ヨットを書斎代わりに使う事もできます。自分の個室です。或いは、最高のおもちゃとして遊ぶ事もできます。ヨットを自分だけのワクワク、ドキドキするような最高の道具に仕立て上げる。男は子供みたいなところがありますから、何かドキドキするようなおもちゃが必要なのです。ヨットは男にとって最高のおもちゃになります。これは奥さんにとっても悪い事では無い。旦那がワクワクして遊んでくると、活き活きとした人生を作り上げます。浮気してるわけじゃありませんから。

最高のヨットで、最高の遊びをする。男は蘇ります。男がワクワクするには、そこに一種のスリルが必要です。いろんな種類のスリルがありますが、セーリングは最高のスリルを与えてくれます。最高のヨットに最高のセーリング、これに勝るものは無いと思います。男は大きな物を持ちたがる。それも満足感を与えてくれます。しかし、もっと満足したかったらセーリングする事です。思う存分、自由自在にセーリングしたいと思うなら、自分サイズのヨットである必要があります。大きなヨットでめったに動かせないより、自分サイズで自由自在の方が遥かにワクワク感があります。

自分サイズは大きくても、小さくてもいけません。自分が自由自在に操れる適度なサイズ、気持ちが負けないサイズ、自分のパワーとつり合うサイズ、ヨットの大きさを競うより、自由自在度に誇りを持ち、美しさに誇りを持つ。

ヨットは美しく、セーリングも美しく。その方が遥かにカッコイイと思います。男はかっこよくなくてはいけません。そこにはこだわりもあり、誇りもあり、自分の世界がある。大きいだけがかっこいいわけではありません。セーリングを深く知り、実行し、熟達していく様はとってもカッコイイと思います。
確かに、大勢でにぎ合うのも良いかもしれませんが、ひとりの時何ができるか、個になった時その真価が問われます。
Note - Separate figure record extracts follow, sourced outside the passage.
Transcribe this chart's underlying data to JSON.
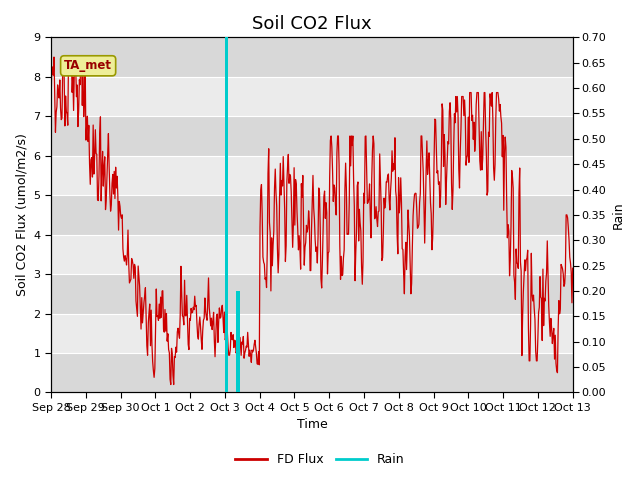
{
  "title": "Soil CO2 Flux",
  "xlabel": "Time",
  "ylabel_left": "Soil CO2 Flux (umol/m2/s)",
  "ylabel_right": "Rain",
  "ylim_left": [
    0.0,
    9.0
  ],
  "ylim_right": [
    0.0,
    0.7
  ],
  "yticks_left": [
    0.0,
    1.0,
    2.0,
    3.0,
    4.0,
    5.0,
    6.0,
    7.0,
    8.0,
    9.0
  ],
  "yticks_right": [
    0.0,
    0.05,
    0.1,
    0.15,
    0.2,
    0.25,
    0.3,
    0.35,
    0.4,
    0.45,
    0.5,
    0.55,
    0.6,
    0.65,
    0.7
  ],
  "x_tick_labels": [
    "Sep 28",
    "Sep 29",
    "Sep 30",
    "Oct 1",
    "Oct 2",
    "Oct 3",
    "Oct 4",
    "Oct 5",
    "Oct 6",
    "Oct 7",
    "Oct 8",
    "Oct 9",
    "Oct 10",
    "Oct 11",
    "Oct 12",
    "Oct 13"
  ],
  "fd_flux_color": "#cc0000",
  "rain_color": "#00cccc",
  "background_color": "#ffffff",
  "plot_bg_light": "#ebebeb",
  "plot_bg_dark": "#d8d8d8",
  "grid_color": "#ffffff",
  "annotation_text": "TA_met",
  "annotation_bg": "#eeee99",
  "annotation_border": "#999900",
  "legend_fd_label": "FD Flux",
  "legend_rain_label": "Rain",
  "title_fontsize": 13,
  "axis_label_fontsize": 9,
  "tick_fontsize": 8
}
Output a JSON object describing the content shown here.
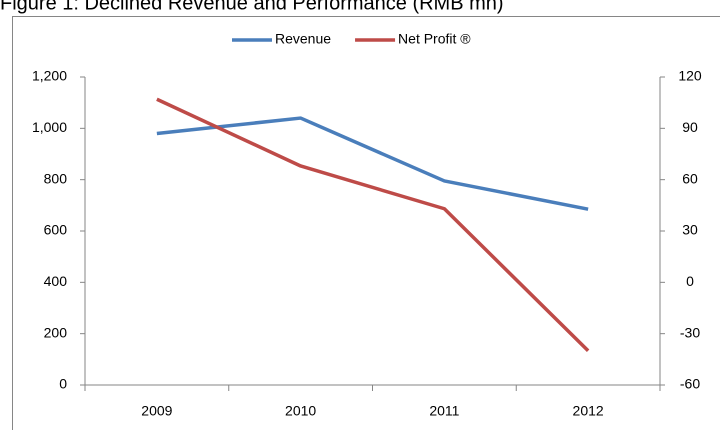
{
  "chart_data": {
    "type": "line",
    "title": "Figure 1: Declined Revenue and Performance (RMB mn)",
    "categories": [
      "2009",
      "2010",
      "2011",
      "2012"
    ],
    "series": [
      {
        "name": "Revenue",
        "color": "#4a7ebb",
        "values": [
          980,
          1040,
          795,
          685
        ]
      },
      {
        "name": "Net Profit ®",
        "color": "#be4b48",
        "axis": "y2",
        "values": [
          107,
          68,
          43,
          -40
        ]
      }
    ],
    "ylim": [
      0,
      1200
    ],
    "yticks": [
      0,
      200,
      400,
      600,
      800,
      {
        "value": 1000,
        "label": "1,000"
      },
      {
        "value": 1200,
        "label": "1,200"
      }
    ],
    "y2lim": [
      -60,
      120
    ],
    "y2ticks": [
      -60,
      -30,
      0,
      30,
      60,
      90,
      120
    ],
    "grid": false,
    "legend": "top"
  }
}
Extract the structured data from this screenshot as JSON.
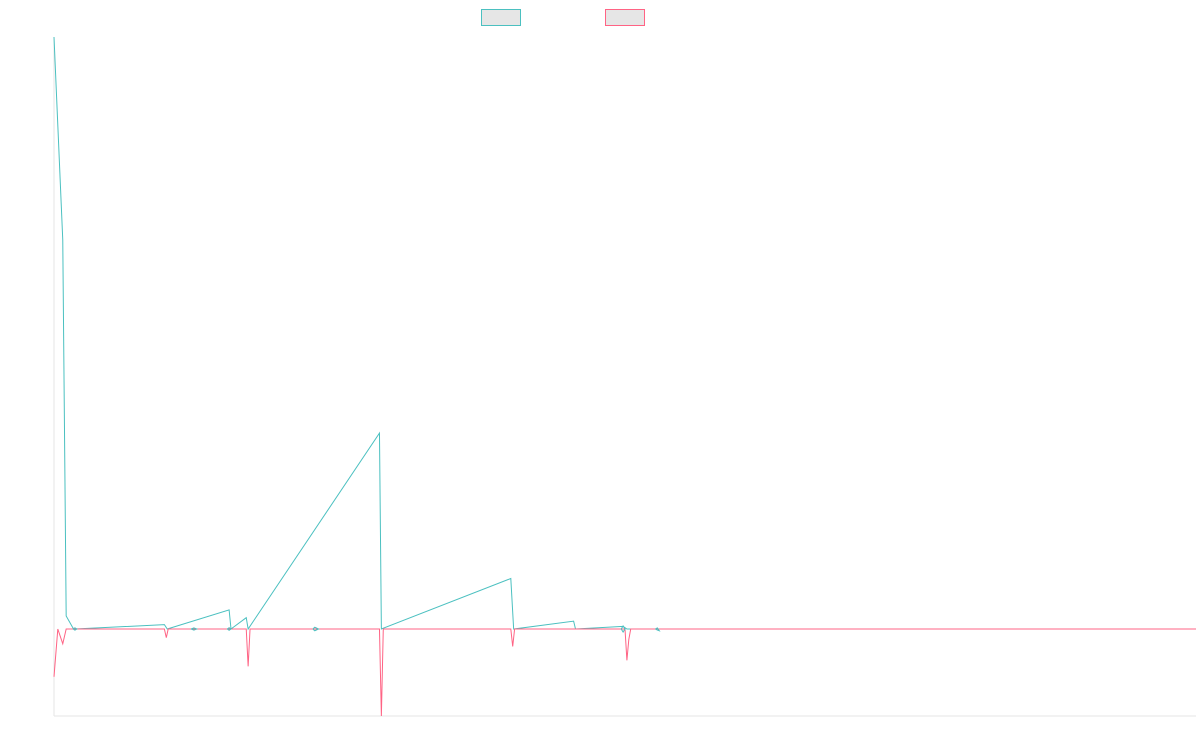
{
  "chart_data": {
    "type": "line",
    "title": "",
    "xlabel": "",
    "ylabel": "",
    "legend": {
      "placement": "top-center",
      "entries": [
        {
          "label": "",
          "color": "#4bc0c0",
          "fill": "#e6e6e6"
        },
        {
          "label": "",
          "color": "#ff6384",
          "fill": "#e6e6e6"
        }
      ]
    },
    "grid": false,
    "x_range": [
      0,
      600
    ],
    "y_range": [
      -100,
      680
    ],
    "series": [
      {
        "color": "#4bc0c0",
        "points": [
          [
            0,
            680
          ],
          [
            4.6,
            447
          ],
          [
            6.4,
            15
          ],
          [
            10,
            1
          ],
          [
            11,
            0
          ],
          [
            58,
            5
          ],
          [
            59.5,
            0
          ],
          [
            92,
            22
          ],
          [
            93,
            0
          ],
          [
            101,
            13
          ],
          [
            102,
            0
          ],
          [
            171,
            225
          ],
          [
            172,
            0
          ],
          [
            240,
            58
          ],
          [
            241.5,
            0
          ],
          [
            273,
            9
          ],
          [
            274,
            0
          ],
          [
            299,
            3
          ],
          [
            301,
            0
          ],
          [
            600,
            0
          ]
        ]
      },
      {
        "color": "#ff6384",
        "points": [
          [
            0,
            -55
          ],
          [
            2,
            0
          ],
          [
            4.6,
            -17
          ],
          [
            6.4,
            0
          ],
          [
            58,
            0
          ],
          [
            59,
            -10
          ],
          [
            60,
            0
          ],
          [
            101,
            0
          ],
          [
            102,
            -43
          ],
          [
            103,
            0
          ],
          [
            171,
            0
          ],
          [
            172,
            -100
          ],
          [
            173,
            0
          ],
          [
            240,
            0
          ],
          [
            241,
            -20
          ],
          [
            242,
            0
          ],
          [
            300,
            0
          ],
          [
            301,
            -36
          ],
          [
            302,
            -12
          ],
          [
            303,
            0
          ],
          [
            600,
            0
          ]
        ]
      },
      {
        "color": "#4bc0c0",
        "role": "small-loop",
        "points": [
          [
            10,
            0
          ],
          [
            11,
            1.3
          ],
          [
            12,
            0
          ],
          [
            11,
            -1.3
          ],
          [
            10,
            0
          ]
        ]
      },
      {
        "color": "#4bc0c0",
        "role": "small-loop",
        "points": [
          [
            72,
            0
          ],
          [
            73.5,
            1.2
          ],
          [
            75,
            0
          ],
          [
            73.5,
            -1.2
          ],
          [
            72,
            0
          ]
        ]
      },
      {
        "color": "#4bc0c0",
        "role": "small-loop",
        "points": [
          [
            91,
            0
          ],
          [
            92,
            1.5
          ],
          [
            93,
            0
          ],
          [
            92,
            -1.5
          ],
          [
            91,
            0
          ]
        ]
      },
      {
        "color": "#4bc0c0",
        "role": "small-loop",
        "points": [
          [
            136,
            0
          ],
          [
            137,
            2
          ],
          [
            139,
            0
          ],
          [
            137,
            -2
          ],
          [
            136,
            0
          ]
        ]
      },
      {
        "color": "#4bc0c0",
        "role": "small-loop",
        "points": [
          [
            298,
            0
          ],
          [
            299,
            3.5
          ],
          [
            300,
            0
          ],
          [
            299,
            -3.5
          ],
          [
            298,
            0
          ]
        ]
      },
      {
        "color": "#4bc0c0",
        "role": "small-loop",
        "points": [
          [
            316,
            0
          ],
          [
            317,
            1.2
          ],
          [
            318,
            -2
          ],
          [
            317,
            -1.2
          ],
          [
            316,
            0
          ]
        ]
      }
    ]
  }
}
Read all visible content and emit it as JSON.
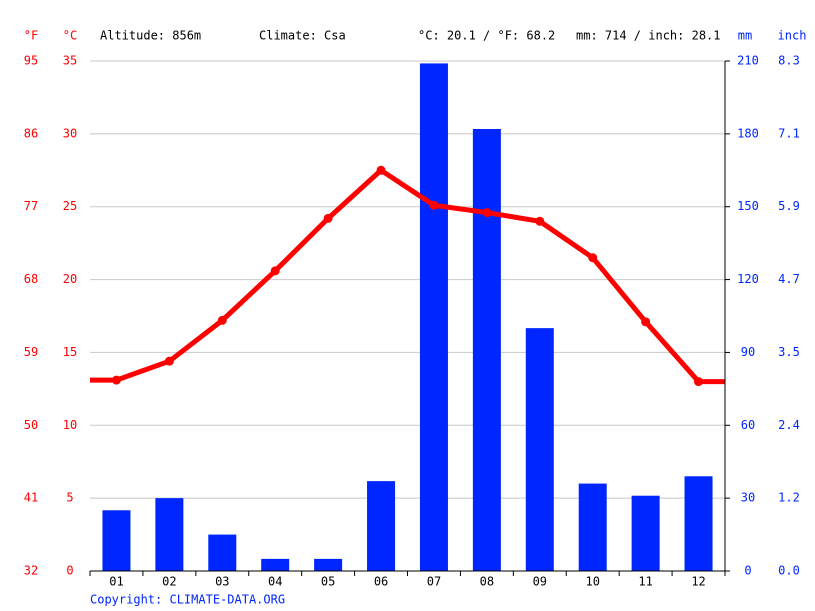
{
  "chart_data": {
    "type": "combo",
    "units": {
      "f": "°F",
      "c": "°C",
      "mm": "mm",
      "inch": "inch"
    },
    "info": [
      "Altitude: 856m",
      "Climate: Csa",
      "°C: 20.1 / °F: 68.2",
      "mm: 714 / inch: 28.1"
    ],
    "copyright": "Copyright: CLIMATE-DATA.ORG",
    "categories": [
      "01",
      "02",
      "03",
      "04",
      "05",
      "06",
      "07",
      "08",
      "09",
      "10",
      "11",
      "12"
    ],
    "series": [
      {
        "type": "bar",
        "axis": "y2",
        "color": "#0026ff",
        "values": [
          25,
          30,
          15,
          5,
          5,
          37,
          209,
          182,
          100,
          36,
          31,
          39
        ]
      },
      {
        "type": "line",
        "axis": "y",
        "color": "#ff0000",
        "values": [
          13.1,
          14.4,
          17.2,
          20.6,
          24.2,
          27.5,
          25.1,
          24.6,
          24.0,
          21.5,
          17.1,
          13.0
        ]
      }
    ],
    "ylim": [
      0,
      35
    ],
    "yticks": [
      0,
      5,
      10,
      15,
      20,
      25,
      30,
      35
    ],
    "yticks_f": [
      {
        "value": 0,
        "label": "32"
      },
      {
        "value": 5,
        "label": "41"
      },
      {
        "value": 10,
        "label": "50"
      },
      {
        "value": 15,
        "label": "59"
      },
      {
        "value": 20,
        "label": "68"
      },
      {
        "value": 25,
        "label": "77"
      },
      {
        "value": 30,
        "label": "86"
      },
      {
        "value": 35,
        "label": "95"
      }
    ],
    "y2lim": [
      0,
      210
    ],
    "y2ticks": [
      0,
      30,
      60,
      90,
      120,
      150,
      180,
      210
    ],
    "y2ticks_inch": [
      {
        "value": 0,
        "label": "0.0"
      },
      {
        "value": 30,
        "label": "1.2"
      },
      {
        "value": 60,
        "label": "2.4"
      },
      {
        "value": 90,
        "label": "3.5"
      },
      {
        "value": 120,
        "label": "4.7"
      },
      {
        "value": 150,
        "label": "5.9"
      },
      {
        "value": 180,
        "label": "7.1"
      },
      {
        "value": 210,
        "label": "8.3"
      }
    ],
    "grid": true
  }
}
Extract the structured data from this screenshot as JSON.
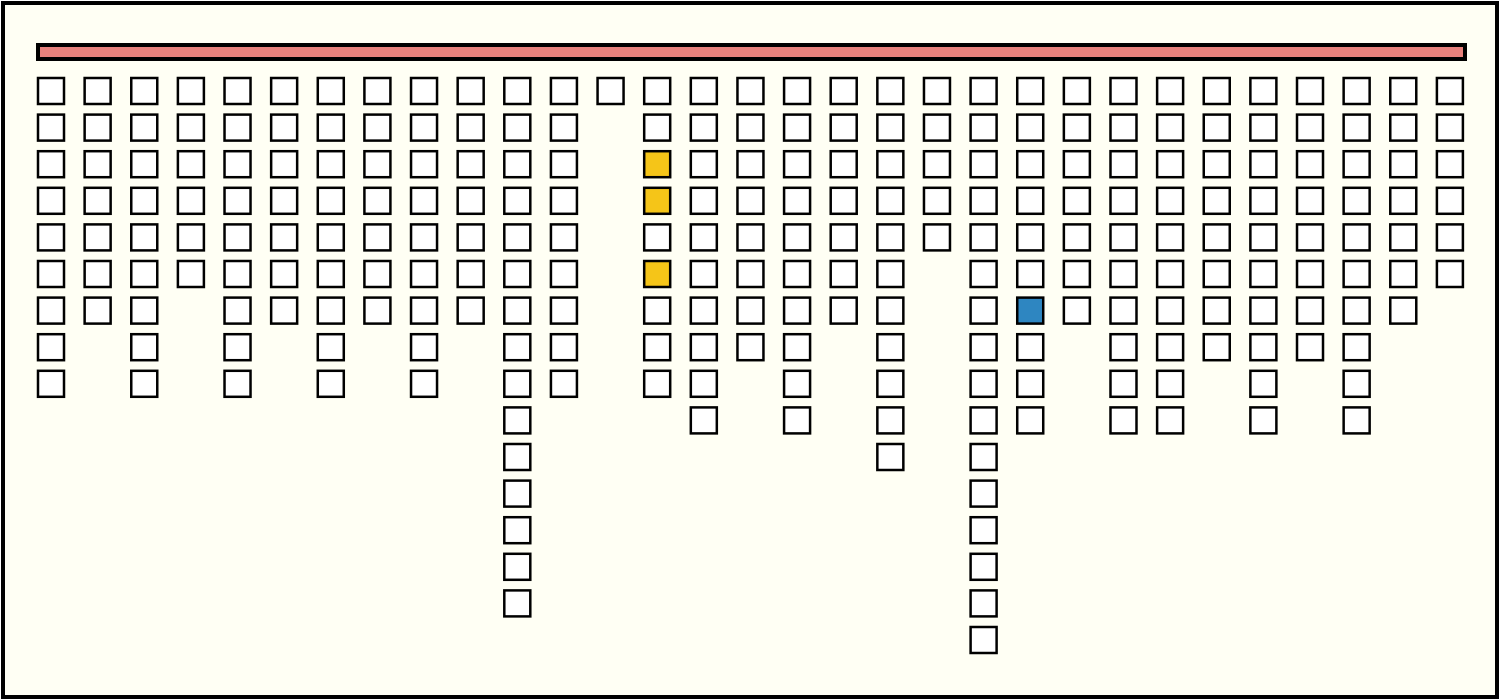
{
  "columns": [
    9,
    7,
    9,
    6,
    9,
    7,
    9,
    7,
    9,
    7,
    15,
    9,
    1,
    9,
    10,
    8,
    10,
    7,
    11,
    5,
    16,
    10,
    7,
    10,
    10,
    8,
    10,
    8,
    10,
    7,
    6
  ],
  "highlights": [
    {
      "column": 13,
      "row": 2,
      "color": "#f5c518"
    },
    {
      "column": 13,
      "row": 3,
      "color": "#f5c518"
    },
    {
      "column": 13,
      "row": 5,
      "color": "#f5c518"
    },
    {
      "column": 21,
      "row": 6,
      "color": "#2e86c1"
    }
  ],
  "cell_color": "#ffffff",
  "bar_color": "#e8817c"
}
シングルハンドセーリングはそんな個としての、最高のパフォーマンスです。どんどん乗って、腕を上げて、自由自在になって、スリルを味わって、ドキドキして、時に最高のセーリングに出くわした時、体中にアドレナリンが放出されて、最高の快感を味わう事があります。これこそ最高のセーリング、ヨットの醍醐味です。セーリングしながら、コクピットでおしゃべりに興じていたのでは、こんな感覚になる事はありえません。全てのヨット愛好者にこういうセーリングを一度でも味わって頂きたいと思います。そうしますと、セーリング以外の事はそれほど重要とは思わなくなるでしょう。

キャビンがどれほど大きくても、最高の装備をしていても、それでドキドキする事はありません。でも、セーリングしていますと、たまにですが、そういう時があります。こういう感覚を是非味わって頂きたいと思います。それには普段からセーリングするしか無い。これを一旦味わいますと、セーリングが優先になります。その為にどんなヨットでどんな艤装が良いか、キャビンも重要かもしれませんが、それよりもっと面白いセーリングをしたくなります。

それは多いにヨットそのものにも関係してきます。世の中、多くがキャビン優先です。それではドキドキ感は遠のくばかりです。ヨットも意識もセーリングに向いていません。でも、長年ヨットをやっていく中で、いくらクルージング派と言えども、あのドキドキ、ワクワク感は一度は味わってほしいと思います。そうしたら、ヨットに対する考え方は一変すると思います。是非、我侭に、セーリングを追及して頂きたい。大勢でにぎ合うセーリングもあるでしょう。でも、ひとりでそんな我侭セーリングができたら、世界は一変します。

ちょっと練習すれば、近場のセーリングはできるようになります。問題はその後です。どんなセーリングをするかによって世界が決まります。ピクニックセーリングか、クルージングか、或いはセーリングの追及か?遊びだからと言って、ただ楽しいだけの遊びから、緊張感を持った追及の遊びというのもあります。休みだからのんびりしたいと思われるかもしれませんが、遊びを追求するのも悪くありません。それどころか、充実した時間、快い疲れ、でも頭脳と感性は喜びます。